Screaming Low Self-Esteem.

I just joined Twitter. I’ve never been on Twitter before in any capacity so this is all new for me and I’m still trying to figure it all out. For the 2 people who may be reading this right now, you may have noticed my Twitter-novice status. I’m still learning. Go easy on me.

I’m trying to find things I’m actually interested in and connect with people who may actually enjoy my blog content but I haven’t quite got the knack for it yet. I’ll get there.

There are few things I’ve noticed on Twitter, though, that I had to talk about.

There are a lot of girls/women who berate themselves publicly. It’s not like self-deprecating comments, either, it’s actual low-esteem, I-think-this-girl-needs-intervention kind of talk. Need some examples?

Self-Deprecating: Wow, the lighting really sucked in that selfie!
Low Self-Esteem: My face is too ugly to take a selfie with the light on.

Do you see a difference? Let’s try again.

Self-Deprecating: Not the best pic of me but you get the idea.
Low Self-Esteem: All pictures of me suck but this is the best I could find.

Please tell me you see a difference. Because there is a huge difference between admitting that a photo of you is not good, and informing the Twitterverse that you are ugly.

Everyone takes bad pictures. Everyone has a bad angle. That’s how tabloids survive! They get paparazzi to follow celebrities and take bad pictures of them, these people who are supposed to be the most beautiful people on the planet.

Everyone has beauty. Everyone has a good angle. Everyone has a good day where they feel great and somehow their face lights up to match and then BAM! that person is beautiful!

Beauty is mostly confidence. Beautiful people know they are beautiful and, therefore, have confidence in the way they look. If you don’t yet know that you’re beautiful, start trying to act like you are: Walk with confidence, upright, unslouching and unconcerned about the way other people view you. And, yes, I just made up the word “unslouching”. Take a yoga class and learn how to stand and walk with your shoulders straight. It’ll do wonders for how confident you look.

Then start believing that you have something to offer. You have beauty in you somewhere! You may not have a supermodel face or an athlete’s body. That is not what defines beauty. Love, given and received, makes you beautiful.
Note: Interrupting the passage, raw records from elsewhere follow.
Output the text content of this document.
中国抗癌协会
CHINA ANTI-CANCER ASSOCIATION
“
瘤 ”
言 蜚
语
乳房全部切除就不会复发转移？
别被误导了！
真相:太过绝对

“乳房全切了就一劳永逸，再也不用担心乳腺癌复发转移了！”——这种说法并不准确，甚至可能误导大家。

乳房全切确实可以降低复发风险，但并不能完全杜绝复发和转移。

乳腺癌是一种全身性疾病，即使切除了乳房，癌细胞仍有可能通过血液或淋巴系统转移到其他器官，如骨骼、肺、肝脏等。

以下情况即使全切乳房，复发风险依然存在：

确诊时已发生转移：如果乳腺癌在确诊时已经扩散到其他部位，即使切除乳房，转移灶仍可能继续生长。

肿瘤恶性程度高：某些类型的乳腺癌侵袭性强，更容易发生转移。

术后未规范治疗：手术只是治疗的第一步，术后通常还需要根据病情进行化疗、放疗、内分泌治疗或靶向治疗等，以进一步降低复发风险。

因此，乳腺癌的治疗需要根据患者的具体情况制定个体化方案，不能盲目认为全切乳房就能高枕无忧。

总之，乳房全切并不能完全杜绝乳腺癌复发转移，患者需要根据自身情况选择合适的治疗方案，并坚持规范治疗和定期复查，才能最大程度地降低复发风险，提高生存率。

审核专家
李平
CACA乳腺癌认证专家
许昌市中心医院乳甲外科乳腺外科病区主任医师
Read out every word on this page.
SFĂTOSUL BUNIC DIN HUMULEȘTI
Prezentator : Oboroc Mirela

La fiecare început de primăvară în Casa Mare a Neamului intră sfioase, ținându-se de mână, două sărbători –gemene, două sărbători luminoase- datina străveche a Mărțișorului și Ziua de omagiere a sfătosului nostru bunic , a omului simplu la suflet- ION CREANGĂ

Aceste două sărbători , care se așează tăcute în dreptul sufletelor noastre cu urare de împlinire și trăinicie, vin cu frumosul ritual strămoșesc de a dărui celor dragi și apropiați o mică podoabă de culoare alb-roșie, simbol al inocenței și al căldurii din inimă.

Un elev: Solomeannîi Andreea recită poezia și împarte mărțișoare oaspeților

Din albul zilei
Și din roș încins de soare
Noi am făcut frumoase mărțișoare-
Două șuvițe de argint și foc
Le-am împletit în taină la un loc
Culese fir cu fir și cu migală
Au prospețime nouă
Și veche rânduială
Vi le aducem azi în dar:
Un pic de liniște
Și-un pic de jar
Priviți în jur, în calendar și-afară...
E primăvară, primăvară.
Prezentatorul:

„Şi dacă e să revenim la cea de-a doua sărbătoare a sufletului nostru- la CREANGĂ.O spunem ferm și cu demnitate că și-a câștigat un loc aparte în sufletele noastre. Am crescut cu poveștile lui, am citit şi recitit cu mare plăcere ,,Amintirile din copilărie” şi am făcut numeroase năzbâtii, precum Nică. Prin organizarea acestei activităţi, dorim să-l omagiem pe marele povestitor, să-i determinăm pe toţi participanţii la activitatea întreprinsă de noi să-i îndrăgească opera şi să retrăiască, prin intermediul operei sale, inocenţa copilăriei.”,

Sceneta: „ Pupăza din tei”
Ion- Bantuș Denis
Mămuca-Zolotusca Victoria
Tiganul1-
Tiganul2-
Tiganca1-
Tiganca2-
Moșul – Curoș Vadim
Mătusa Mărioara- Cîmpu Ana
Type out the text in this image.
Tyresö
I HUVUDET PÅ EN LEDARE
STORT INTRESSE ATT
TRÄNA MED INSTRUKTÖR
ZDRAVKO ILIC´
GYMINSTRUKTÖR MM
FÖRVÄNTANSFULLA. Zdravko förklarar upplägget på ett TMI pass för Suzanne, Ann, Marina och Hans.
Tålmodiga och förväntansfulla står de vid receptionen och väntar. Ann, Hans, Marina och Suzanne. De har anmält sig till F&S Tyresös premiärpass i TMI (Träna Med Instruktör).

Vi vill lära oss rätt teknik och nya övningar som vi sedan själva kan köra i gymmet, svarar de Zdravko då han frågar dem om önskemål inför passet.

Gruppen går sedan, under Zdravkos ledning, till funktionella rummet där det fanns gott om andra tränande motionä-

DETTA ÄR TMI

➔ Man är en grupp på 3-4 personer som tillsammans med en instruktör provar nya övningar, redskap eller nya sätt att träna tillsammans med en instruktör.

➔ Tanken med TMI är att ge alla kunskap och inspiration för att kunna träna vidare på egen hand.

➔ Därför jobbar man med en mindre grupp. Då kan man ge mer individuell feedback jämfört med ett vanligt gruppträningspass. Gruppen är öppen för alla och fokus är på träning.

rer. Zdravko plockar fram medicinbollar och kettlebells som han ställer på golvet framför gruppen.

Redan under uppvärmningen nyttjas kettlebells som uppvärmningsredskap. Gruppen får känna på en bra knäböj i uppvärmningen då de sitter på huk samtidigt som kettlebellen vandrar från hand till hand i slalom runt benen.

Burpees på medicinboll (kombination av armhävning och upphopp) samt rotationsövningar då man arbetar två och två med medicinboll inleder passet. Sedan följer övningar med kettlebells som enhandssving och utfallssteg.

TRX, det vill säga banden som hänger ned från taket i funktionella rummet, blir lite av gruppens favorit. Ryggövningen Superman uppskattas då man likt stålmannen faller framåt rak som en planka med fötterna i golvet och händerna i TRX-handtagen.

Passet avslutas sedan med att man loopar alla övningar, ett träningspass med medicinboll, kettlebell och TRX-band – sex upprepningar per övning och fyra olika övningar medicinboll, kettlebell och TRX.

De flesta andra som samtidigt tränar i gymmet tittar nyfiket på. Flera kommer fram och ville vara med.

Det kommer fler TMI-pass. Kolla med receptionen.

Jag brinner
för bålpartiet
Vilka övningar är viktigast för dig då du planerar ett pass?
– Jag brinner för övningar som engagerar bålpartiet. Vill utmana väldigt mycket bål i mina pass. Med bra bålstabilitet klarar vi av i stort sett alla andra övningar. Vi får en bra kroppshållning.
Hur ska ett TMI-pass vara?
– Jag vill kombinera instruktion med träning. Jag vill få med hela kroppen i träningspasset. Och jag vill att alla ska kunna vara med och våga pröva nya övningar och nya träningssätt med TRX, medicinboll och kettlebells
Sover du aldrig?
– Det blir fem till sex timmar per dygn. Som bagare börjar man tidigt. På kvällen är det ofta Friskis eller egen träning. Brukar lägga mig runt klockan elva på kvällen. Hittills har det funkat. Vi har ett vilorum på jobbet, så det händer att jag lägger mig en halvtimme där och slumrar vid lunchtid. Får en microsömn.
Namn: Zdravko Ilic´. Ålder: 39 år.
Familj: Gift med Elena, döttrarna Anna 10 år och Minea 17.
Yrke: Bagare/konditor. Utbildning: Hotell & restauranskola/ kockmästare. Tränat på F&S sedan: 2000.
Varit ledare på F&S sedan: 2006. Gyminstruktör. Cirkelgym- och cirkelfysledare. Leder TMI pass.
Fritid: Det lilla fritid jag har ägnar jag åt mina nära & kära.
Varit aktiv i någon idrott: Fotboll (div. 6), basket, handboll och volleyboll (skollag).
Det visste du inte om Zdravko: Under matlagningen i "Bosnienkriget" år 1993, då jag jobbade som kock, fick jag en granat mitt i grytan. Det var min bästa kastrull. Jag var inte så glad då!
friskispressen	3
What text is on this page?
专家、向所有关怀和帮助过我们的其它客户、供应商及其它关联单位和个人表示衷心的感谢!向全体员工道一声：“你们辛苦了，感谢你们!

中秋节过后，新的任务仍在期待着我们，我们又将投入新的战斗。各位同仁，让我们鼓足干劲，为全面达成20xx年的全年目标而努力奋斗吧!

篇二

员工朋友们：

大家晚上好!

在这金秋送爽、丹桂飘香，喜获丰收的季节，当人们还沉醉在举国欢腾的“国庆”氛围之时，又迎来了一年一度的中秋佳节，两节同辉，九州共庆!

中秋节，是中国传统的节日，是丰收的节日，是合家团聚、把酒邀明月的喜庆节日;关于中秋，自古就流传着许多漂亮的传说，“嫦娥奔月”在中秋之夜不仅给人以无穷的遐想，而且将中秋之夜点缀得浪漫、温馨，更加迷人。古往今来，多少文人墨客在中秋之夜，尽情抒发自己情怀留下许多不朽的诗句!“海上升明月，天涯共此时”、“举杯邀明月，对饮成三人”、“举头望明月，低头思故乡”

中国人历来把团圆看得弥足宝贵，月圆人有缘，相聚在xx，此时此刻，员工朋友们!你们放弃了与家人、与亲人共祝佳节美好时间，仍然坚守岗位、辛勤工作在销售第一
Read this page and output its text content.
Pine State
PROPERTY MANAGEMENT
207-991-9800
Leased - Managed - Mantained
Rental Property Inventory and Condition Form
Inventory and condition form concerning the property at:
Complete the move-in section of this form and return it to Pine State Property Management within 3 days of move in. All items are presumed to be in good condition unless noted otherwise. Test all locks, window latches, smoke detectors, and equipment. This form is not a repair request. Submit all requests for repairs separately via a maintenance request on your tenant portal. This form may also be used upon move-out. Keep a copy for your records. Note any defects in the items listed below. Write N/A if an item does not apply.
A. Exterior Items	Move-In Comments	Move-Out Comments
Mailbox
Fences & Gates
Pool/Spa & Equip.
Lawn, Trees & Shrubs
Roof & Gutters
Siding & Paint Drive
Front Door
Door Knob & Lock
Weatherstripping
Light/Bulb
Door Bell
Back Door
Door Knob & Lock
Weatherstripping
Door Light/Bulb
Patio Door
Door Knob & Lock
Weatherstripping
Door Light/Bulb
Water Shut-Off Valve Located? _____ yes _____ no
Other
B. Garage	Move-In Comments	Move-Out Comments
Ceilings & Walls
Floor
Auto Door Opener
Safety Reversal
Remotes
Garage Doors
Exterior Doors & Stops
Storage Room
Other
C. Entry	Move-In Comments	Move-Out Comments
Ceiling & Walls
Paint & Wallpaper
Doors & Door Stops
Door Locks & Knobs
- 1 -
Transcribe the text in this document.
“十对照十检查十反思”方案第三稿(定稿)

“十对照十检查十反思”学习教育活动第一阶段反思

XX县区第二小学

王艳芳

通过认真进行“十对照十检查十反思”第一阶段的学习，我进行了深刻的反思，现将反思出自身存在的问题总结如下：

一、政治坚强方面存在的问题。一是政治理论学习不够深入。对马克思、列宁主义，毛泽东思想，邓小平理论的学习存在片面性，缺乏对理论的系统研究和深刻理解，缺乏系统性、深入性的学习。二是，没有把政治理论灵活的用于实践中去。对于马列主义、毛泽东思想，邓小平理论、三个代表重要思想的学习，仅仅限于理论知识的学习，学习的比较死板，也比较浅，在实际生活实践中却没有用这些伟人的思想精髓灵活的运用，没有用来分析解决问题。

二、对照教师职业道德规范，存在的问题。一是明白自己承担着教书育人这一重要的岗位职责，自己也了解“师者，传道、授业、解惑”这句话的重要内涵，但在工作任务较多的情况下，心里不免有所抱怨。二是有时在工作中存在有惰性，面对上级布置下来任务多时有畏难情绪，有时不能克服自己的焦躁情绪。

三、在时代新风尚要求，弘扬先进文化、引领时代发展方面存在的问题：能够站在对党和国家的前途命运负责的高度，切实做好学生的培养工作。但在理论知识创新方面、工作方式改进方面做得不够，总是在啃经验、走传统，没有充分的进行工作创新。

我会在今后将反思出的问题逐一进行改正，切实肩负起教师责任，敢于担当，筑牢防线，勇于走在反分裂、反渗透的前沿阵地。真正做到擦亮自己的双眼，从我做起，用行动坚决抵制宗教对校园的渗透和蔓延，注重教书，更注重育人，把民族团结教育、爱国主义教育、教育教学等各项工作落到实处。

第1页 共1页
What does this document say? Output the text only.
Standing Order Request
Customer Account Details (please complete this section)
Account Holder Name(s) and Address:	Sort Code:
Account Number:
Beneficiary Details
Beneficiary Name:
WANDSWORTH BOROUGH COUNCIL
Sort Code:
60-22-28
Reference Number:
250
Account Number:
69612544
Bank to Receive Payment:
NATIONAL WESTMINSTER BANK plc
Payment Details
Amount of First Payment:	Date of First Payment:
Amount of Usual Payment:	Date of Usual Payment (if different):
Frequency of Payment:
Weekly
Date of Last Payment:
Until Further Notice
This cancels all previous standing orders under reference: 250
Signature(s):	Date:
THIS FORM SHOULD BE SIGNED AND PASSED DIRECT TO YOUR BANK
Find something to love. Your job, your hobby, your pet, your 3pm herbal tea break, whatever it is, there is something you love and you need more of.

Don’t expect a person to give you love until you love yourself. Don’t expect to love yourself until you can figure out what is about yourself that you love. Don’t expect to figure that out without taking the time to explore who you are. And don’t expect this to be a quick process.

But please figure it out. We could all use a little more love. And a little more beauty.